My hope is that Jagged Little Pill finds a home in New York and a family won’t have to get a second mortgage to experience the musical. The show is completely relevant and will be for decades to come. The entire cast was exuberant and captivating with their execution of the material. Kudos to the entire cast: Celia Gooding, Lauren Patten, Elizabeth Stanley, Sean Allan Krill, Derek Klena, they all had their moments of profound truth, and at times, I wanted to run onstage to embrace them. I did not, of course, but I did shed tears of joy because it is so refreshing to see such beautiful truth revealed on stage. I felt as if I knew their characters all on a personal level. That’s magic.

In a production like this, it could be easy to overlook the ensemble, but not in Jagged Little Pill. The entire ensemble is so essential to every main character’s journey; their movement, placement, and choreography enhance each and every scene, so impactful, it boils over with an abundance of satisfying accord.

But here’s where things get dicey. Will Jagged Little Pill attract the right investors to find a home in New York? I have been following members of the team on social media and no announcement has been made. This is where I get frustrated. A show like SpongeBob SquarePants can get a shot on Broadway, but a life changing production like Jagged Little Pill may not.

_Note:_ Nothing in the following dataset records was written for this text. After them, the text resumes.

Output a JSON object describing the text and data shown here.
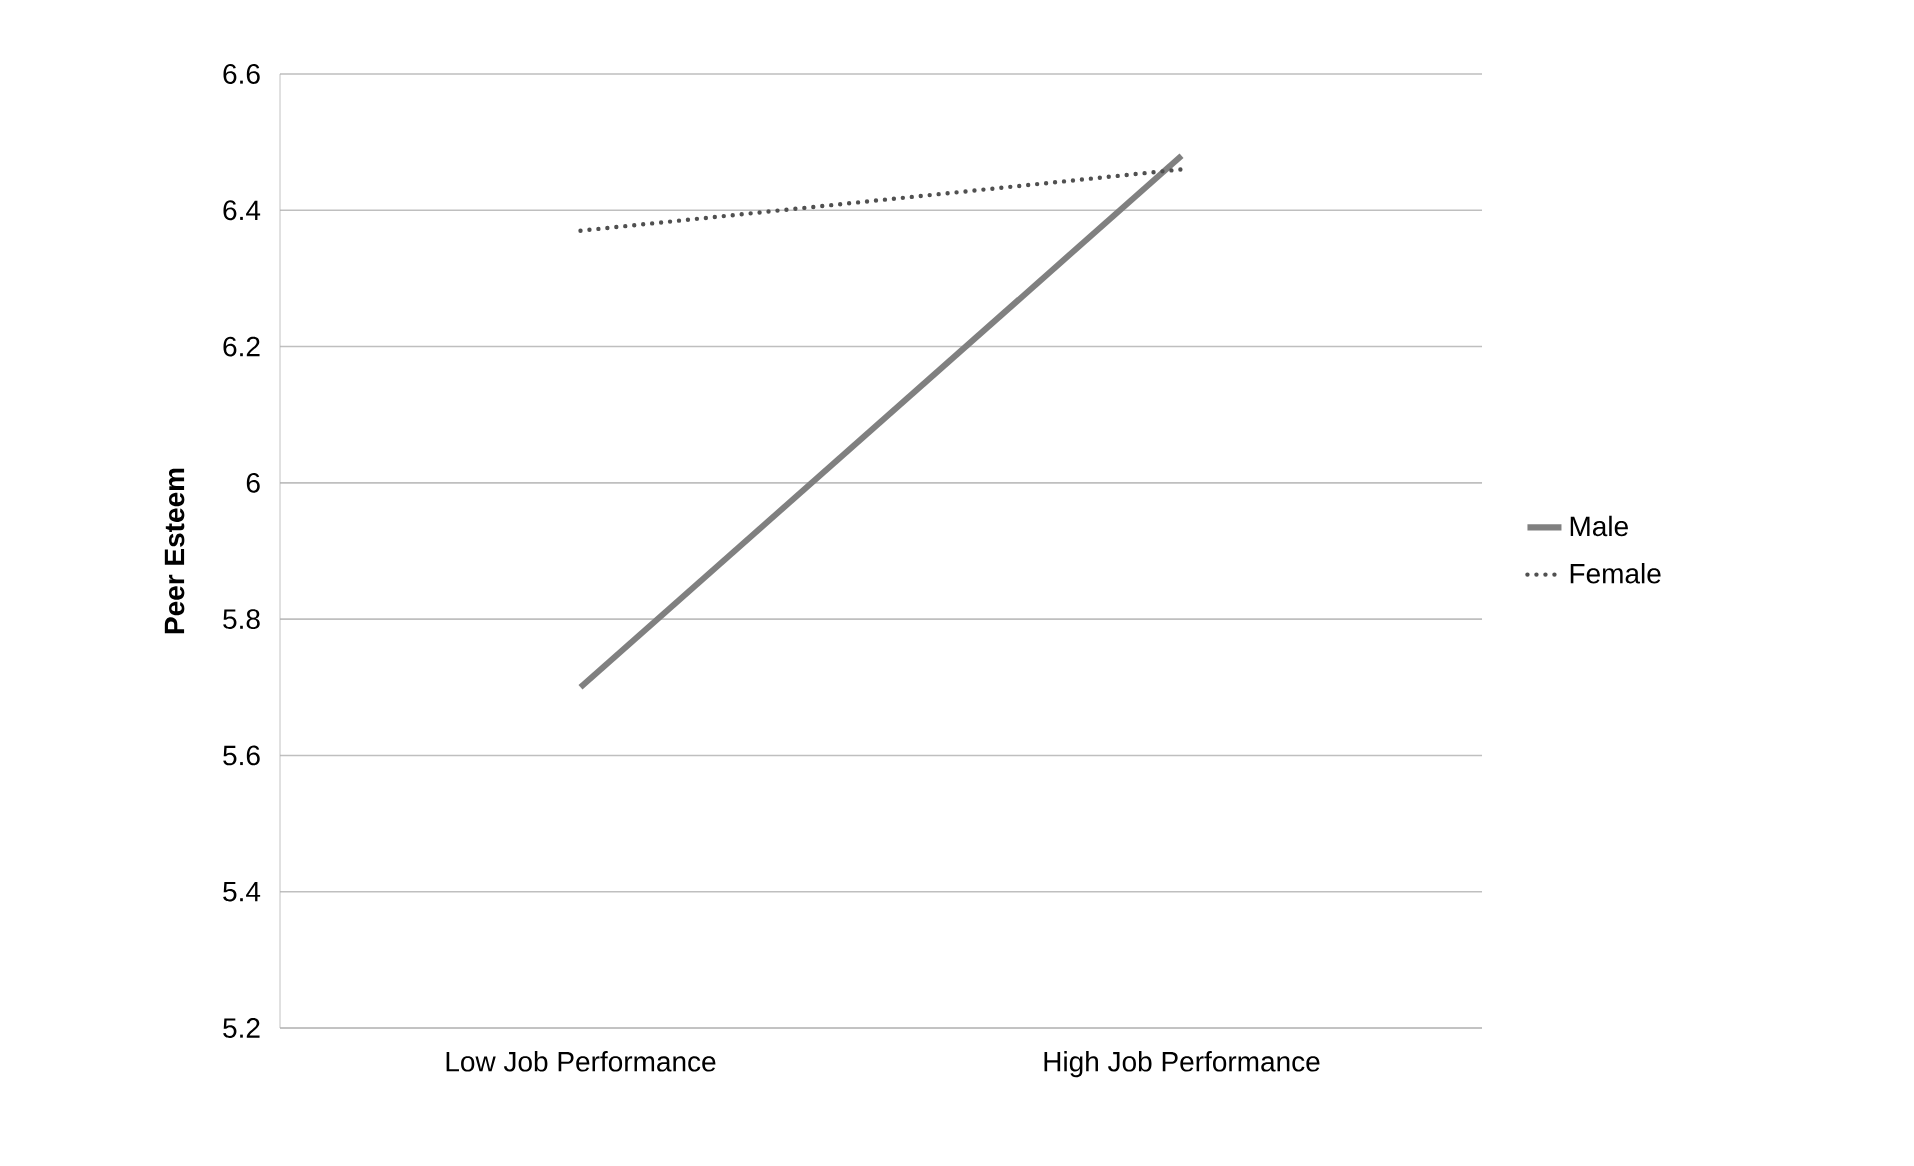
{
  "chart_data": {
    "type": "line",
    "ylabel": "Peer Esteem",
    "categories": [
      "Low Job Performance",
      "High Job Performance"
    ],
    "series": [
      {
        "name": "Male",
        "color": "#808080",
        "values": [
          5.7,
          6.48
        ],
        "line_style": "solid"
      },
      {
        "name": "Female",
        "color": "#505050",
        "values": [
          6.37,
          6.46
        ],
        "line_style": "dotted"
      }
    ],
    "ylim": [
      5.2,
      6.6
    ],
    "yticks": [
      5.2,
      5.4,
      5.6,
      5.8,
      6,
      6.2,
      6.4,
      6.6
    ],
    "grid": "y",
    "legend": "right",
    "marker": "none"
  }
}
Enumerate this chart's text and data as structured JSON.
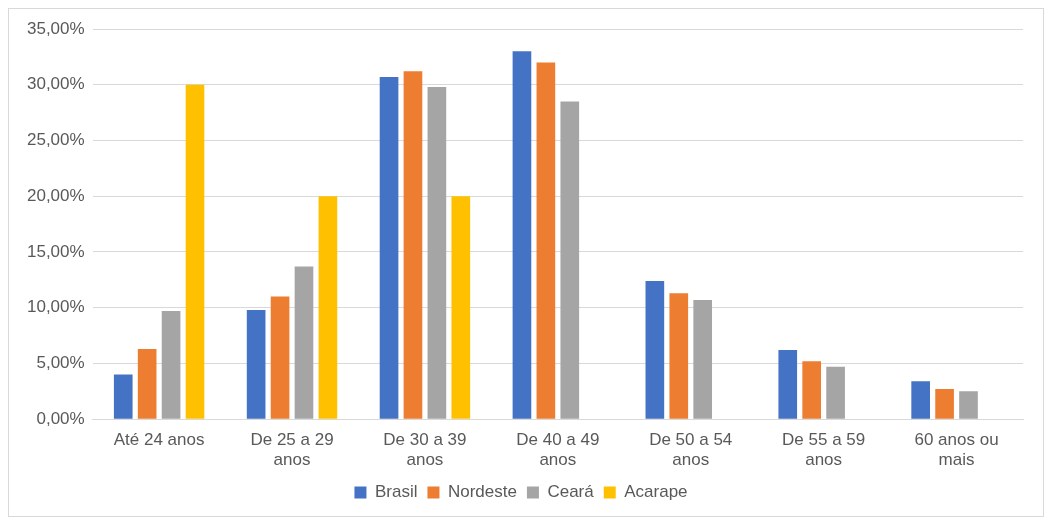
{
  "chart_data": {
    "type": "bar",
    "categories": [
      "Até 24 anos",
      "De 25 a 29 anos",
      "De 30 a 39 anos",
      "De 40 a 49 anos",
      "De 50 a 54 anos",
      "De 55 a 59 anos",
      "60 anos ou mais"
    ],
    "series": [
      {
        "name": "Brasil",
        "color": "#4472c4",
        "values": [
          4.0,
          9.8,
          30.7,
          33.0,
          12.4,
          6.2,
          3.4
        ]
      },
      {
        "name": "Nordeste",
        "color": "#ed7d31",
        "values": [
          6.3,
          11.0,
          31.2,
          32.0,
          11.3,
          5.2,
          2.7
        ]
      },
      {
        "name": "Ceará",
        "color": "#a5a5a5",
        "values": [
          9.7,
          13.7,
          29.8,
          28.5,
          10.7,
          4.7,
          2.5
        ]
      },
      {
        "name": "Acarape",
        "color": "#ffc000",
        "values": [
          30.0,
          20.0,
          20.0,
          0,
          0,
          0,
          0
        ]
      }
    ],
    "ylim": [
      0,
      35
    ],
    "yticks": [
      {
        "value": 0,
        "label": "0,00%"
      },
      {
        "value": 5,
        "label": "5,00%"
      },
      {
        "value": 10,
        "label": "10,00%"
      },
      {
        "value": 15,
        "label": "15,00%"
      },
      {
        "value": 20,
        "label": "20,00%"
      },
      {
        "value": 25,
        "label": "25,00%"
      },
      {
        "value": 30,
        "label": "30,00%"
      },
      {
        "value": 35,
        "label": "35,00%"
      }
    ],
    "grid": "y",
    "legend": "bottom"
  }
}
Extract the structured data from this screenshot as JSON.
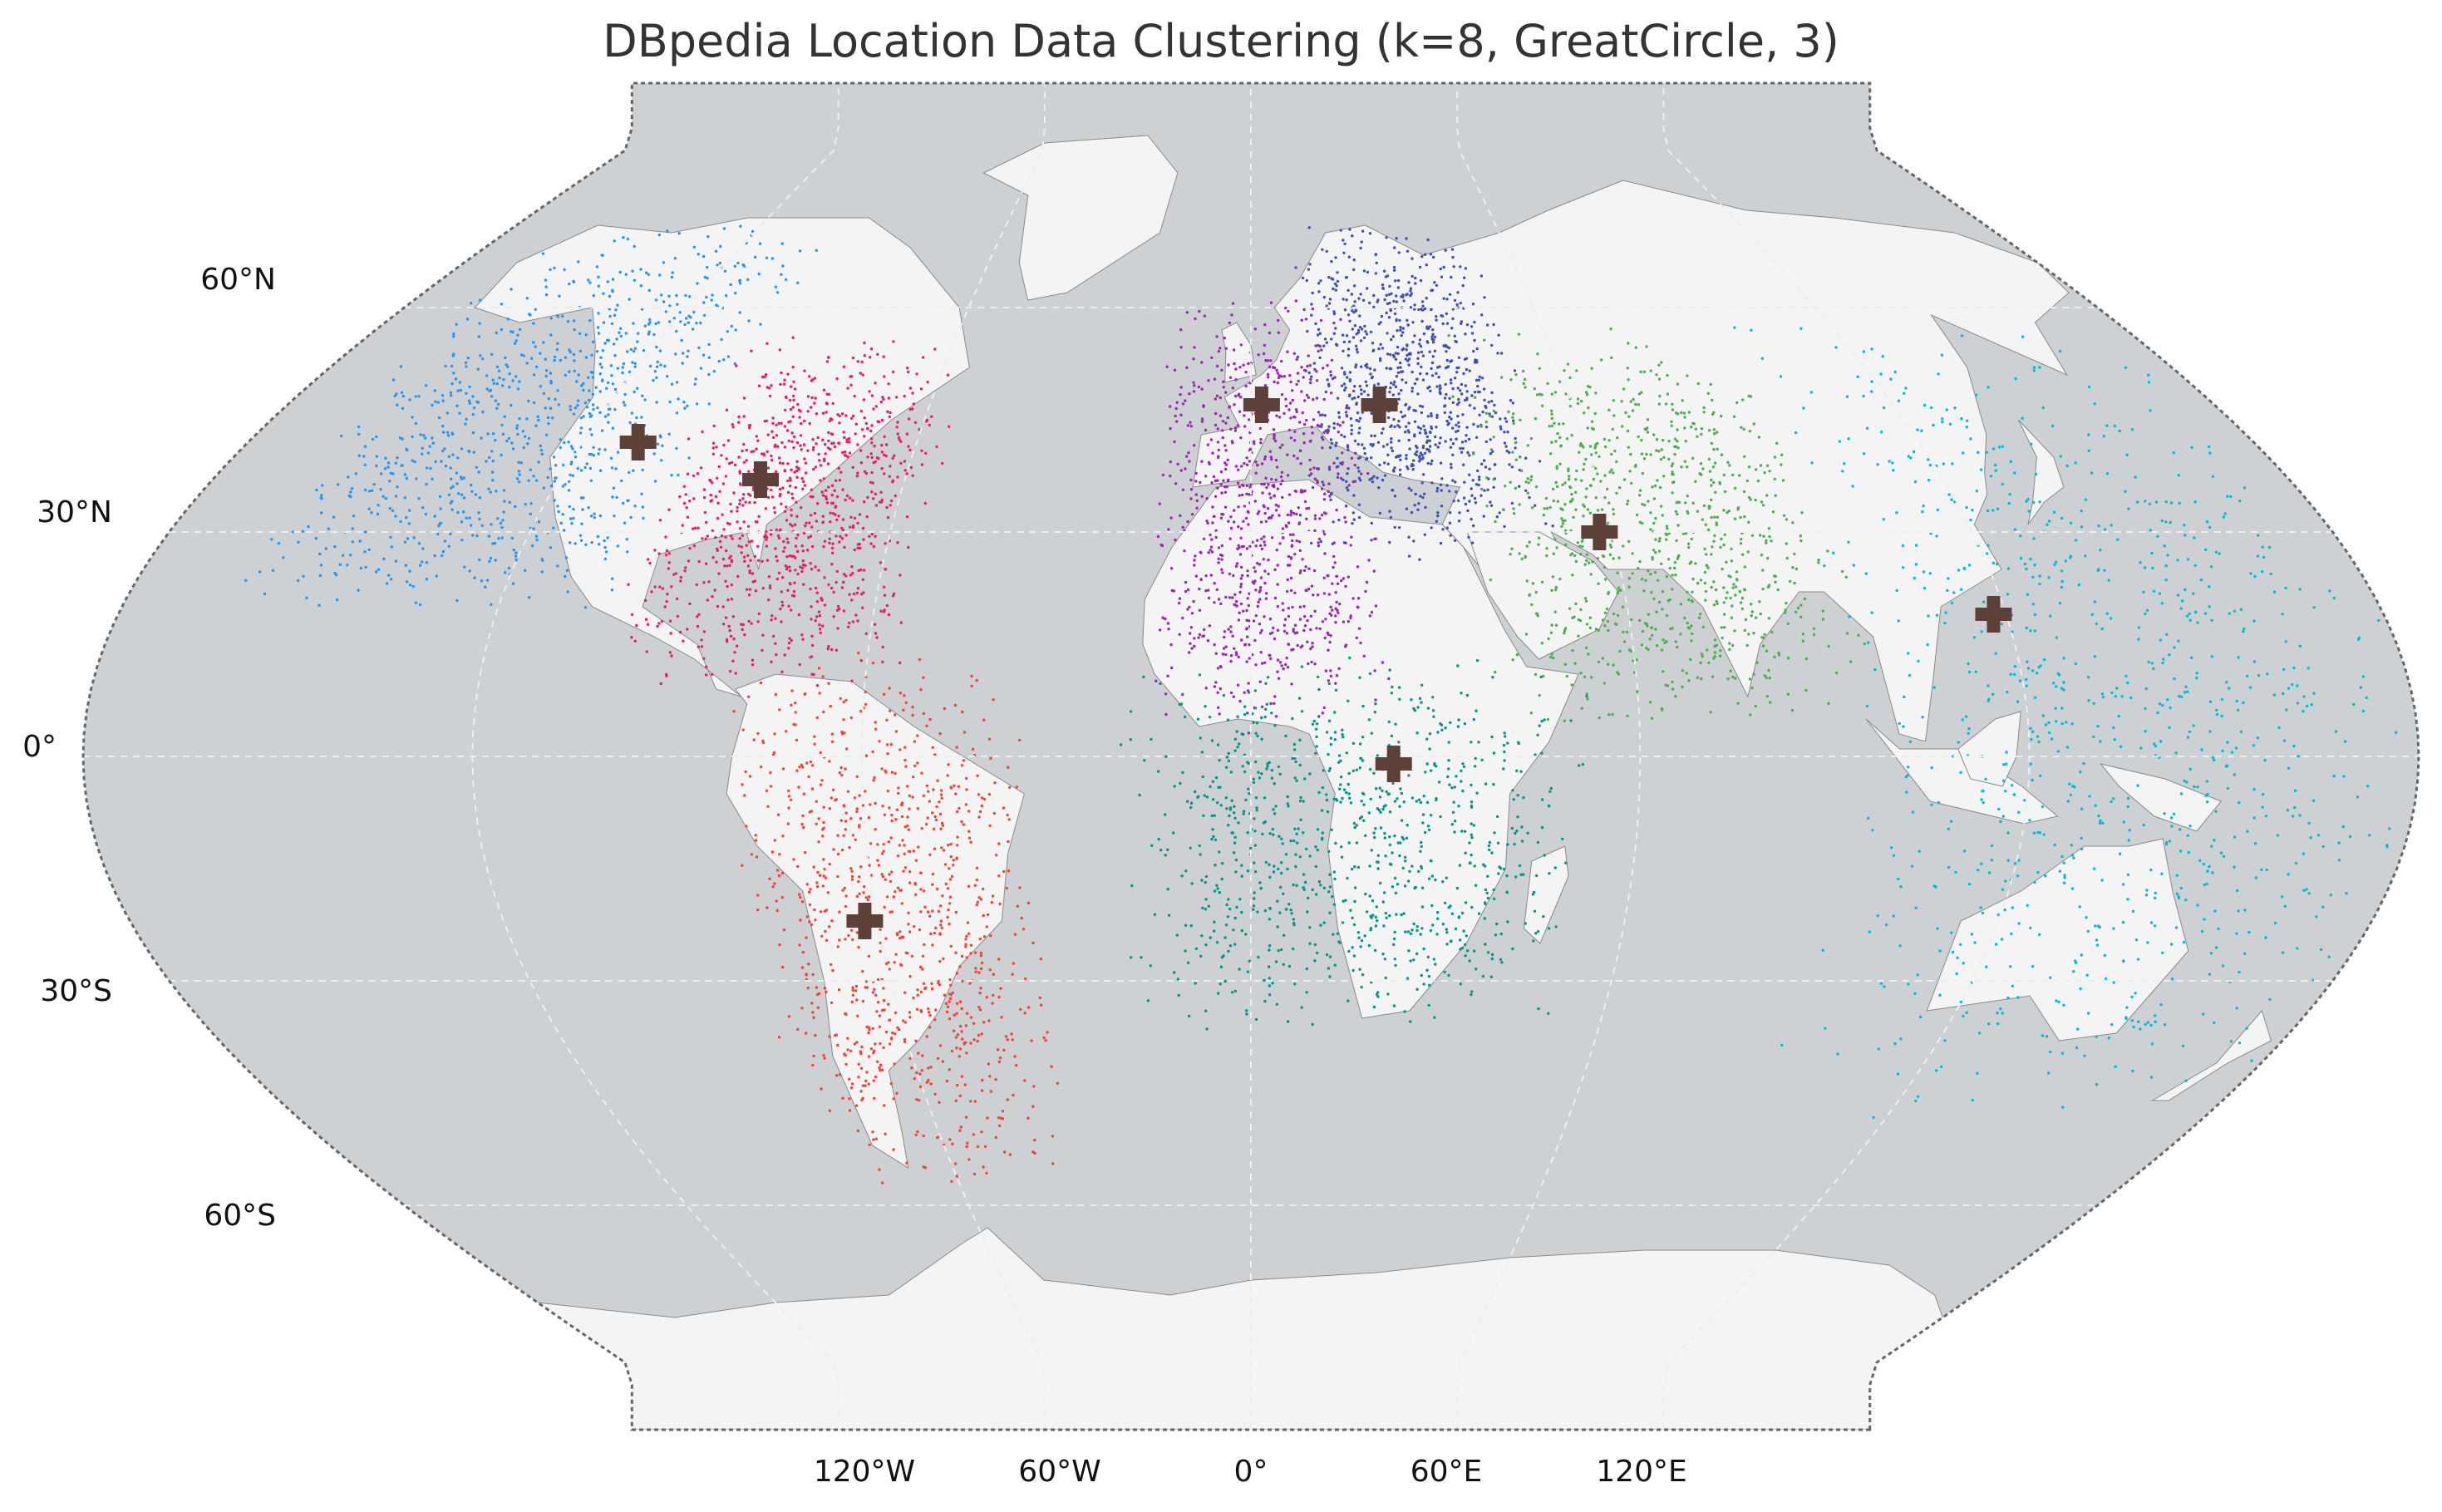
{
  "title": "DBpedia Location Data Clustering (k=8, GreatCircle, 3)",
  "colors": {
    "ocean": "#cdd1d4",
    "land": "#f4f4f4",
    "border": "#8a8a8a",
    "grid": "#eeeeee",
    "frame": "#666666",
    "centroid": "#5d4037"
  },
  "lat_labels": [
    "60°N",
    "30°N",
    "0°",
    "30°S",
    "60°S"
  ],
  "lon_labels": [
    "120°W",
    "60°W",
    "0°",
    "60°E",
    "120°E"
  ],
  "clusters": [
    {
      "id": 1,
      "color": "#2196f3",
      "centroid_lon": -110,
      "centroid_lat": 42
    },
    {
      "id": 2,
      "color": "#e91e63",
      "centroid_lon": -85,
      "centroid_lat": 37
    },
    {
      "id": 3,
      "color": "#f44336",
      "centroid_lon": -62,
      "centroid_lat": -22
    },
    {
      "id": 4,
      "color": "#9c27b0",
      "centroid_lon": 2,
      "centroid_lat": 47
    },
    {
      "id": 5,
      "color": "#3f51b5",
      "centroid_lon": 24,
      "centroid_lat": 47
    },
    {
      "id": 6,
      "color": "#4caf50",
      "centroid_lon": 58,
      "centroid_lat": 30
    },
    {
      "id": 7,
      "color": "#009688",
      "centroid_lon": 22,
      "centroid_lat": -1
    },
    {
      "id": 8,
      "color": "#00bcd4",
      "centroid_lon": 118,
      "centroid_lat": 19
    }
  ]
}
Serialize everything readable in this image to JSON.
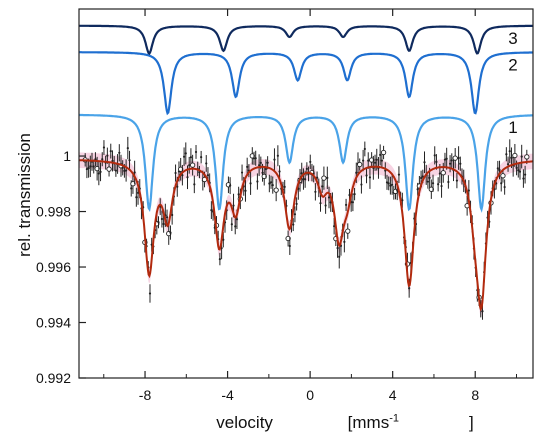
{
  "chart_data": {
    "type": "line",
    "xlabel": "velocity",
    "xlabel_unit": "[mms",
    "xlabel_unit_sup": "-1",
    "xlabel_unit_close": "]",
    "ylabel": "rel. transmission",
    "xlim": [
      -11.2,
      10.8
    ],
    "ylim": [
      0.992,
      1.0053
    ],
    "x_ticks": [
      -8,
      -4,
      0,
      4,
      8
    ],
    "x_tick_labels": [
      "-8",
      "-4",
      "0",
      "4",
      "8"
    ],
    "y_ticks": [
      0.992,
      0.994,
      0.996,
      0.998,
      1.0
    ],
    "y_tick_labels": [
      "0.992",
      "0.994",
      "0.996",
      "0.998",
      "1"
    ],
    "grid": false,
    "fit_curve": {
      "color": "#b22a0e",
      "band_color": "#f6cfe0",
      "lines": [
        {
          "position": -7.8,
          "depth": 0.004
        },
        {
          "position": -4.4,
          "depth": 0.003
        },
        {
          "position": -1.0,
          "depth": 0.0024
        },
        {
          "position": 1.4,
          "depth": 0.0026
        },
        {
          "position": 4.8,
          "depth": 0.0045
        },
        {
          "position": 8.3,
          "depth": 0.0047
        },
        {
          "position": -6.9,
          "depth": 0.002
        },
        {
          "position": -3.6,
          "depth": 0.0017
        },
        {
          "position": 0.6,
          "depth": 0.0009
        },
        {
          "position": 1.8,
          "depth": 0.001
        },
        {
          "position": 8.0,
          "depth": 0.0014
        }
      ]
    },
    "components": [
      {
        "label": "1",
        "color": "#4aa3e8",
        "offset_y": 1.0015,
        "lines": [
          -7.8,
          -4.4,
          -1.0,
          1.6,
          4.8,
          8.3
        ],
        "depths": [
          0.0034,
          0.0034,
          0.0017,
          0.0017,
          0.0034,
          0.0034
        ]
      },
      {
        "label": "2",
        "color": "#1f6fd0",
        "offset_y": 1.00375,
        "lines": [
          -6.9,
          -3.6,
          -0.6,
          1.8,
          4.8,
          8.0
        ],
        "depths": [
          0.0022,
          0.0016,
          0.001,
          0.001,
          0.0016,
          0.0022
        ]
      },
      {
        "label": "3",
        "color": "#0f2a5e",
        "offset_y": 1.0047,
        "lines": [
          -7.8,
          -4.2,
          -1.0,
          1.6,
          4.8,
          8.1
        ],
        "depths": [
          0.001,
          0.0009,
          0.0004,
          0.0004,
          0.0009,
          0.001
        ]
      }
    ],
    "data_points_color": "#222222",
    "annotations": [
      "1",
      "2",
      "3"
    ]
  }
}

At times, I am embarrassed to be a part of the human race and what the mass public finds entertaining. Long short, if you were one of the lucky people to experience the premieres, congratulations, if not, pray that one day you will be able to witness the magic of Jagged Little Pill. I promise you, you will leave a changed person. Theatre like this is so important for humanity. It brings hope and inspiration back into the world.

Thanks once again American Repertory Theatre of Boston and Diane Paulus for a night my family will never forget. Thank you for the love, thought, time, creativity, and passion everyone on the team infused into this production. Everyone felt the love, and the experience was overall spectacular.

So blessed to have experienced this MAGIC!